Les six suites pour viole seule de Sainte-Colombe le fils ont été retrouvées à la bibliothèque de la cathédrale de Durham, au nord de l’Angleterre, copiées au début du XVIIIe siècle par un chanoine de la cathédrale du nom de Philip Falle. De la même main subsiste également un ouvrage théologique signé du pasteur Henri Auger de Sainte-Colombe, originaire de la région française du Béarn et certainement membre de la même famille que les musiciens.

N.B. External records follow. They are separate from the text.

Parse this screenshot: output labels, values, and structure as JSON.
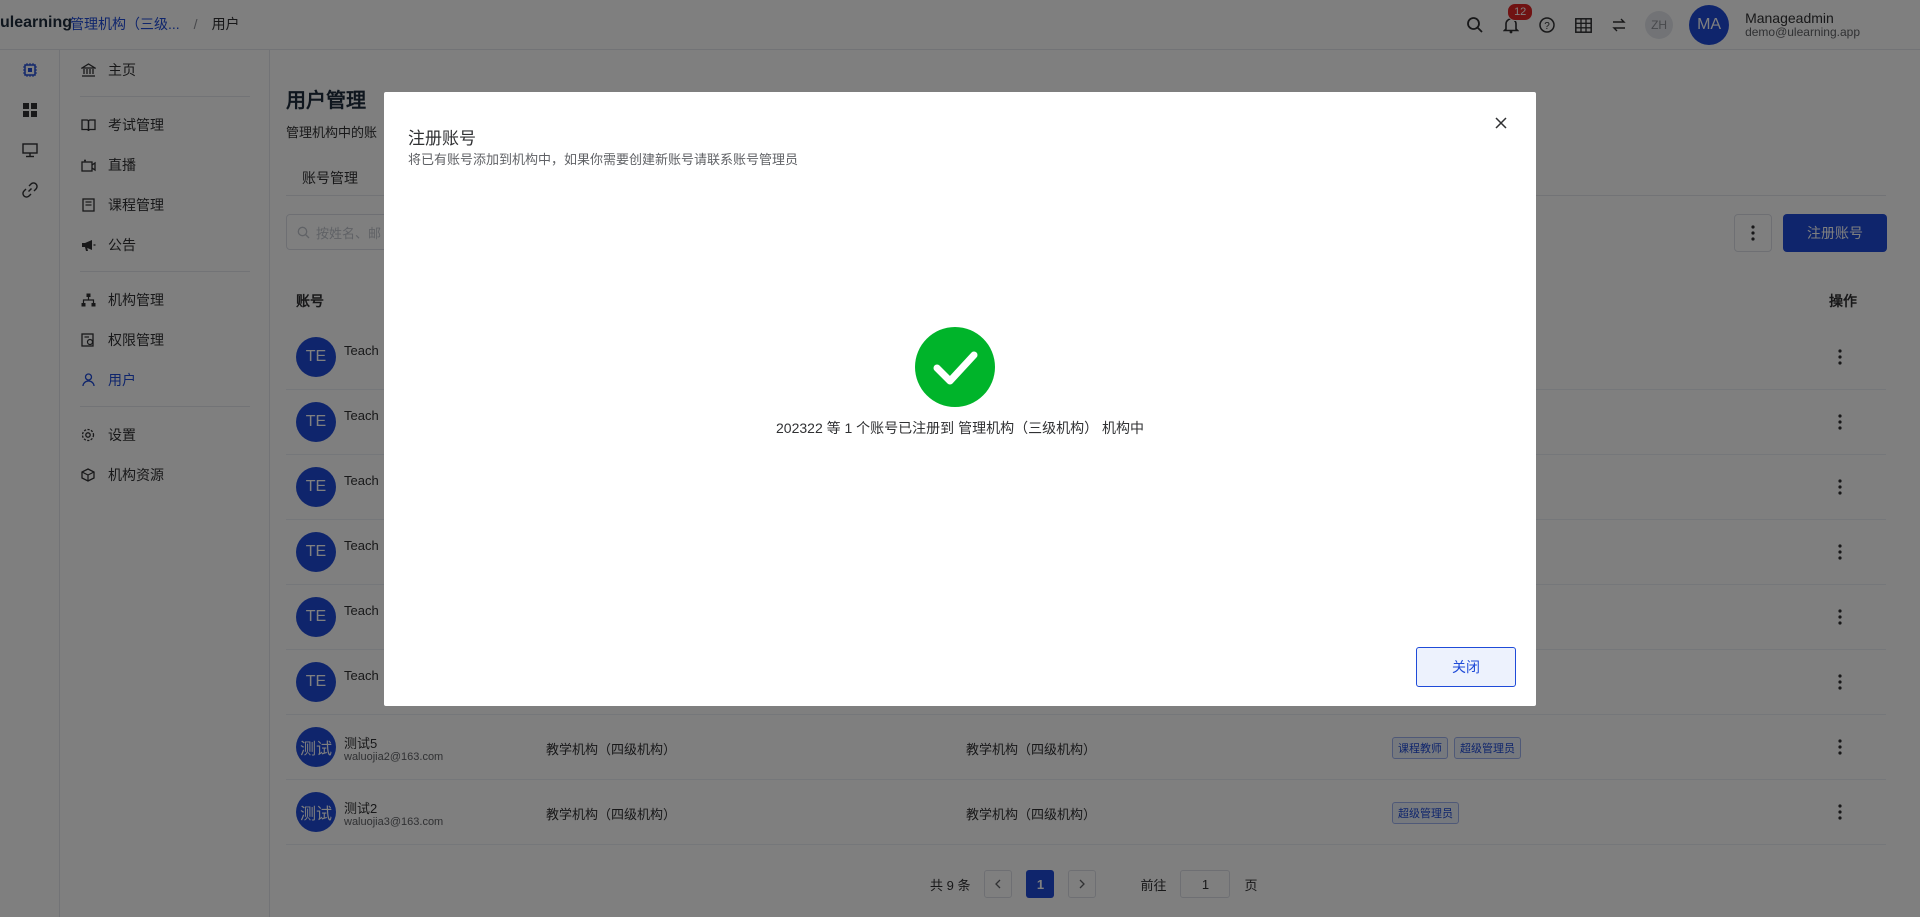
{
  "header": {
    "brand": "ulearning",
    "breadcrumb_org": "管理机构（三级...",
    "breadcrumb_current": "用户",
    "notification_count": "12",
    "lang_initials": "ZH",
    "user_initials": "MA",
    "user_name": "Manageadmin",
    "user_email": "demo@ulearning.app"
  },
  "sidebar": {
    "items": [
      {
        "label": "主页",
        "icon": "bank-icon"
      },
      {
        "label": "考试管理",
        "icon": "book-icon"
      },
      {
        "label": "直播",
        "icon": "live-icon"
      },
      {
        "label": "课程管理",
        "icon": "course-icon"
      },
      {
        "label": "公告",
        "icon": "megaphone-icon"
      },
      {
        "label": "机构管理",
        "icon": "org-tree-icon"
      },
      {
        "label": "权限管理",
        "icon": "permission-icon"
      },
      {
        "label": "用户",
        "icon": "user-icon"
      },
      {
        "label": "设置",
        "icon": "gear-icon"
      },
      {
        "label": "机构资源",
        "icon": "cube-icon"
      }
    ]
  },
  "main": {
    "title": "用户管理",
    "description": "管理机构中的账",
    "tab": "账号管理",
    "search_placeholder": "按姓名、邮",
    "register_button": "注册账号",
    "col_account": "账号",
    "col_actions": "操作",
    "rows": [
      {
        "avatar": "TE",
        "name": "Teach",
        "email": "",
        "org1": "",
        "org2": "",
        "tags": []
      },
      {
        "avatar": "TE",
        "name": "Teach",
        "email": "",
        "org1": "",
        "org2": "",
        "tags": []
      },
      {
        "avatar": "TE",
        "name": "Teach",
        "email": "",
        "org1": "",
        "org2": "",
        "tags": []
      },
      {
        "avatar": "TE",
        "name": "Teach",
        "email": "",
        "org1": "",
        "org2": "",
        "tags": []
      },
      {
        "avatar": "TE",
        "name": "Teach",
        "email": "",
        "org1": "",
        "org2": "",
        "tags": []
      },
      {
        "avatar": "TE",
        "name": "Teach",
        "email": "",
        "org1": "",
        "org2": "",
        "tags": []
      },
      {
        "avatar": "测试",
        "name": "测试5",
        "email": "waluojia2@163.com",
        "org1": "教学机构（四级机构）",
        "org2": "教学机构（四级机构）",
        "tags": [
          "课程教师",
          "超级管理员"
        ]
      },
      {
        "avatar": "测试",
        "name": "测试2",
        "email": "waluojia3@163.com",
        "org1": "教学机构（四级机构）",
        "org2": "教学机构（四级机构）",
        "tags": [
          "超级管理员"
        ]
      }
    ],
    "pagination": {
      "total": "共 9 条",
      "current_page": "1",
      "goto_label": "前往",
      "goto_value": "1",
      "page_unit": "页"
    }
  },
  "dialog": {
    "title": "注册账号",
    "subtitle": "将已有账号添加到机构中，如果你需要创建新账号请联系账号管理员",
    "message": "202322 等 1 个账号已注册到 管理机构（三级机构） 机构中",
    "close_button": "关闭",
    "success_color": "#00b42a"
  },
  "colors": {
    "primary": "#1f4bd8",
    "badge": "#e02424"
  }
}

La production de Sainte-Colombe le fils s’inscrit dans la littérature de viole de gambe plus française qu’anglaise (l’instrument tombe en désuétude dans ce pays, à cette époque), même si le compositeur utilise la viole traditionnelle à six cordes et non à sept comme en France, cette septième corde ayant été ajoutée à l’instrument par son propre père. Contrairement aussi à ce dernier, Sainte-Colombe le fils écrit pour une seule viole, sans accompagnement, ce qui était pourtant en accord avec l’évolution du goût, ainsi que le montre l’œuvre de Marais. Abandonnant définitivement les pièces à titre que l’on trouve chez Sainte-Colombe le père, le fils recourt (excepté pour le Tombeau de la sixième suite) à l’ordre classique de la suite de danses pratiqué à la fin du XVIIe siècle, aussi bien dans la musique pour clavecin que dans celle pour des effectifs de chambre.